Handle the tooth with care

Once your tooth is knocked out, try to avoid touching the root with your hands. This is the part of the tooth, which was under the gum. It is prone to damage with ease. If the tooth fell in the dirt, hold it by the crown and rinse it in milk. If there is no milk in the house, you can use some water. After rinsing, do not wipe it with any fabric. This might damage the root of the tooth.

Keep it moist

Once you rinse the tooth of dirt and blood, you should keep it in a glass of milk. If possible, try to place the tooth back into the socket where it came out. However, do not do this for young kids. He or she might not be able to store the tooth in the mouth without swallowing it. Instead, have the child spit the tooth in a cup. Ensure that the tooth remains in the cup with saliva. If there is nothing else, place the tooth in a cup full of water.
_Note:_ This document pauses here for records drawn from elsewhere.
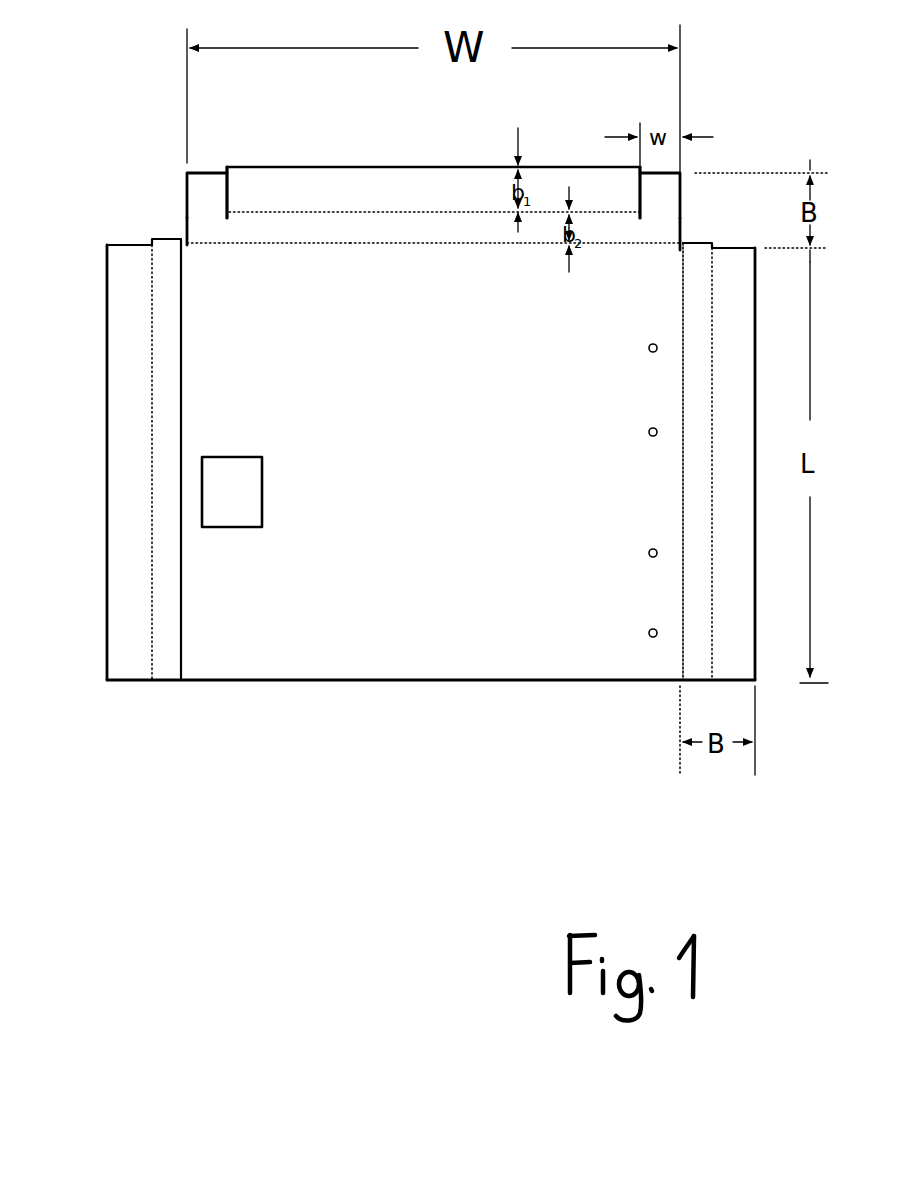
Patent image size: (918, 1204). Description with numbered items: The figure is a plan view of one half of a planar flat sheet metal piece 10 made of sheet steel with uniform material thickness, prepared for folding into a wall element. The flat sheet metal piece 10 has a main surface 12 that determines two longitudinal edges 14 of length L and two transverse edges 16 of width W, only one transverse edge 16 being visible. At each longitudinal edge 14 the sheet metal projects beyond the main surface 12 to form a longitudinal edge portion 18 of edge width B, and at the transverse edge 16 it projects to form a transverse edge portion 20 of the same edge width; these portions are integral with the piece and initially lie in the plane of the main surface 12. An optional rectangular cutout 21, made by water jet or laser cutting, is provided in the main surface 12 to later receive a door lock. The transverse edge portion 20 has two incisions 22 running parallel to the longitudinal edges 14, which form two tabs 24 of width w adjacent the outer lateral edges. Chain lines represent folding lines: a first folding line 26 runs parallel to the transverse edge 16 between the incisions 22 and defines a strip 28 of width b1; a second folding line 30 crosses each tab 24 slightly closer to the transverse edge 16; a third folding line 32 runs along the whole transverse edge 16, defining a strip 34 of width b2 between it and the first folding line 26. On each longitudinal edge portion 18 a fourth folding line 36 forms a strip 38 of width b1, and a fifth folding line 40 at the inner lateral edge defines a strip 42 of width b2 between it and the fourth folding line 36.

The flat sheet metal piece 10 is at (460, 757).
The main surface 12 is at (335, 652).
The longitudinal edge 14 is at (181, 593).
The transverse edge 16 is at (618, 250).
The longitudinal edge portion 18 is at (99, 549).
The transverse edge portion 20 is at (329, 161).
The rectangular cutout 21 is at (247, 491).
The incision 22 is at (233, 190).
The tab 24 is at (199, 195).
The first folding line 26 is at (375, 210).
The strip 28 is at (342, 182).
The second folding line 30 is at (202, 222).
The third folding line 32 is at (298, 242).
The strip 34 is at (437, 228).
The fourth folding line 36 is at (152, 362).
The strip 38 is at (127, 273).
The fifth folding line 40 is at (183, 420).
The strip 42 is at (166, 643).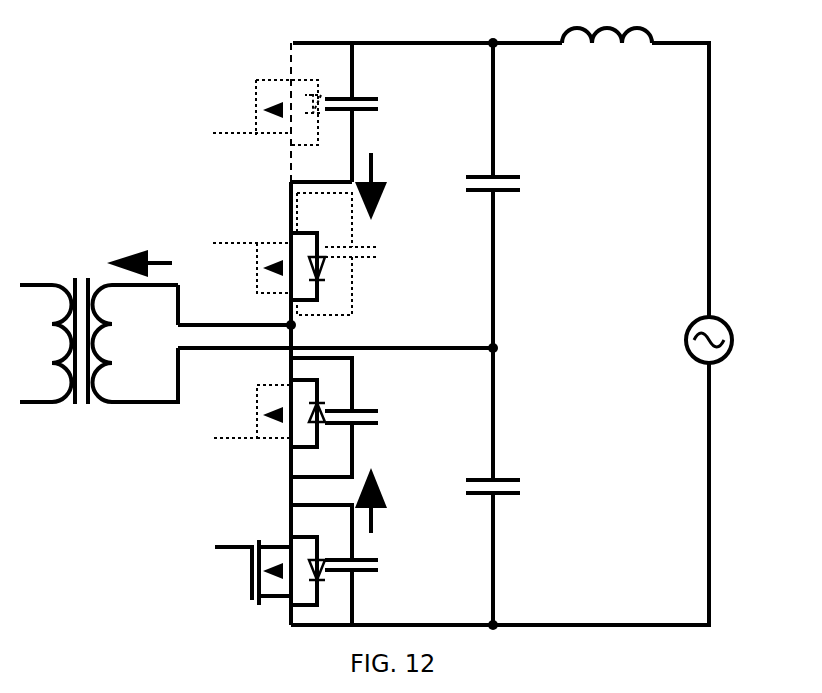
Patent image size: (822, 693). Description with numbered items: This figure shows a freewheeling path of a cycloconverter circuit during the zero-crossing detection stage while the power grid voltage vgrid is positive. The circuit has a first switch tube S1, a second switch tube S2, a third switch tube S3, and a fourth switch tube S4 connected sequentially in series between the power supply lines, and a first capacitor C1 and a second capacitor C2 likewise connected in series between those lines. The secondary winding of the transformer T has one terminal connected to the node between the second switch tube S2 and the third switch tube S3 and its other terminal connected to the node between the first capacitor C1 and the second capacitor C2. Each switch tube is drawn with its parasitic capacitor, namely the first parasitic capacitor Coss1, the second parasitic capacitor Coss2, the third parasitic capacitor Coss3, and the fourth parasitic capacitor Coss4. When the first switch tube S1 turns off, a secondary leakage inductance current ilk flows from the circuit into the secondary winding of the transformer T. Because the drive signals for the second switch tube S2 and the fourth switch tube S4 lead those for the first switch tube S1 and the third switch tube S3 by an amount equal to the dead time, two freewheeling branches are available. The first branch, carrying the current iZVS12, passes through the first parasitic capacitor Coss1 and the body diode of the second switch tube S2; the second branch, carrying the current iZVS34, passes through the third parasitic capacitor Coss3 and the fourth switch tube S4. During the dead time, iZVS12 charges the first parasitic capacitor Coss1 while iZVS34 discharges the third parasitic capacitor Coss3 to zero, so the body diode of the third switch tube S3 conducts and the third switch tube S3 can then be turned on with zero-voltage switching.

The transformer T is at (99, 313).
The secondary leakage inductance current ilk is at (139, 251).
The first switch tube S1 is at (262, 112).
The second switch tube S2 is at (264, 266).
The third switch tube S3 is at (277, 417).
The fourth switch tube S4 is at (277, 565).
The first parasitic capacitor Coss1 is at (383, 111).
The second parasitic capacitor Coss2 is at (369, 254).
The third parasitic capacitor Coss3 is at (383, 430).
The fourth parasitic capacitor Coss4 is at (383, 580).
The first branch current iZVS12 is at (405, 190).
The second branch current iZVS34 is at (405, 500).
The first capacitor C1 is at (512, 195).
The second capacitor C2 is at (512, 486).
The power grid voltage vgrid is at (735, 338).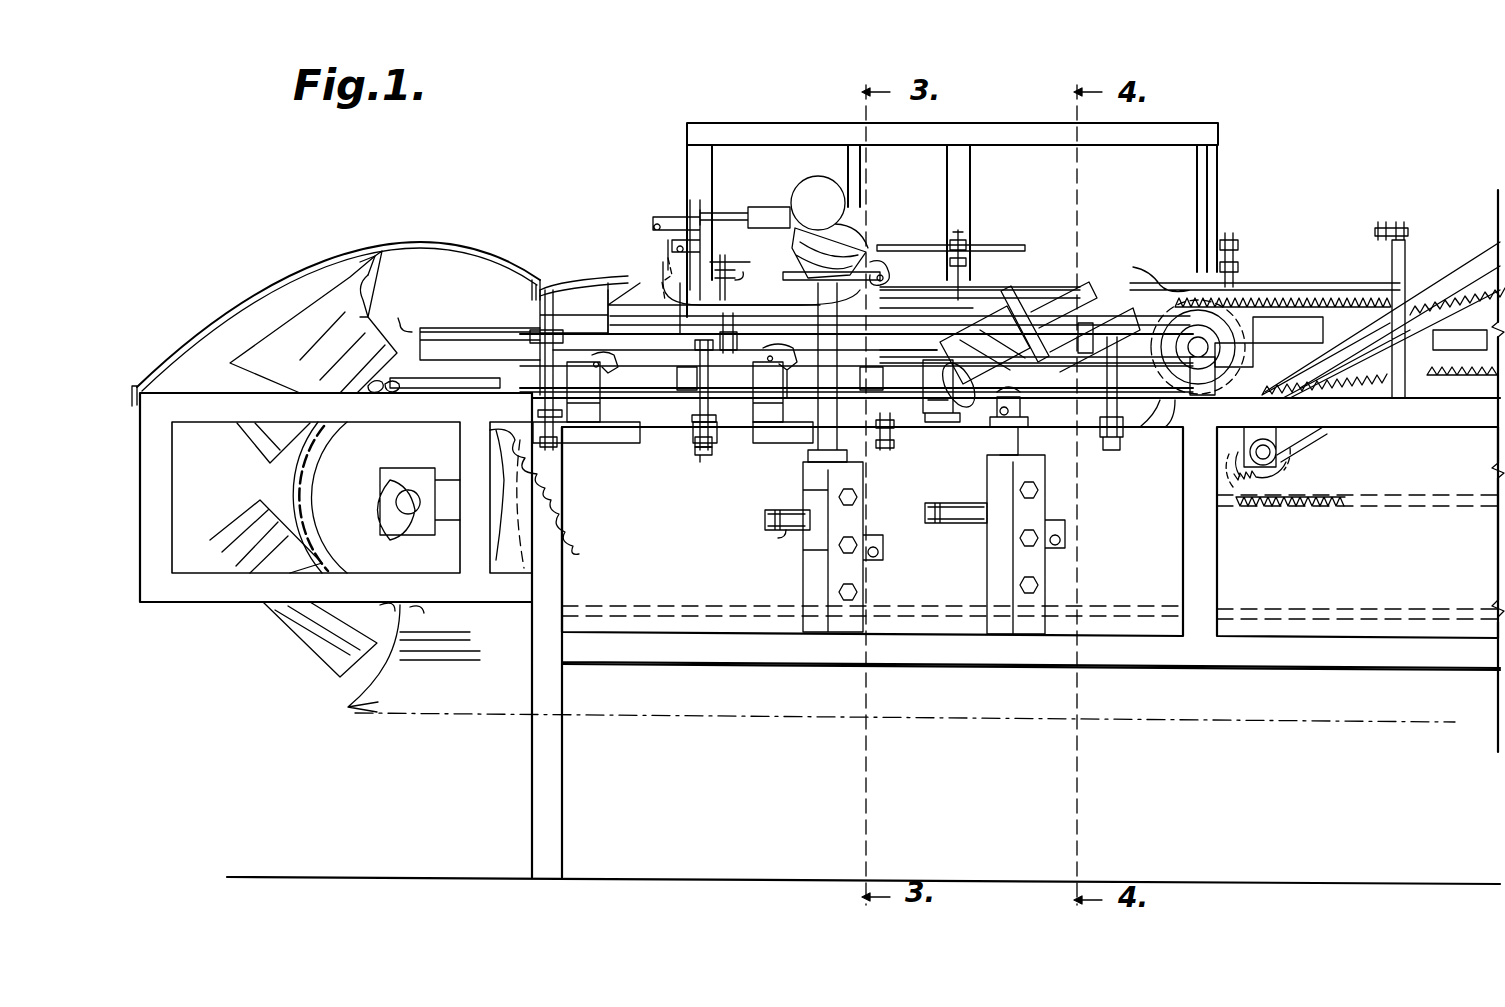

The most important thing is to ensure that the tooth remains moist.

If you try to slip the tooth back into its socket, it will usually go back in. However, you need to ensure that is it facing the right direction. If it does not slide back in, do not try to force it in. Just keep it in a glass of saliva, milk, or water until you can get to the dentist. This is especially so if the tooth is not broken into pieces. The dentist can place it back.

First aid measures

Whether you manage to slip the tooth back into the socket or not, you will be in a world of pain. To treat this pain, place a cold compress on the tooth. Besides that, you need to take pain medication. This will help to ensure that you can sleep for the night until you get to the dentist the next day. Additionally, you should use gauze to stop the excessive bleeding.

At the Dental Office

In some cases, you might find it hard to place the tooth back in the mouth. This is especially so if the tooth has broken. The dentist will use water to flush out debris from the socket. Then he will slip your tooth back into position. It is important that the tooth is placed back into the socket as soon as possible. Ideally, this should be done an hour after it fell out.

He or she might opt to conduct the root canal right away or wait until the tooth is fairly settled. The dentist will base the root canal decision on how long the tooth was out of the mouth and other factors. An avulsed tooth will usually be splinted to the adjacent teeth using a soft wire or composite material. This helps to hold the tooth in place for a few days. The dentist decides how long the splint should be in place.

If the bone around the tooth is not fractured, it will usually reattach to the bone in about three weeks. If the jawbone was damaged, it may take about eight weeks for the tooth to reattach.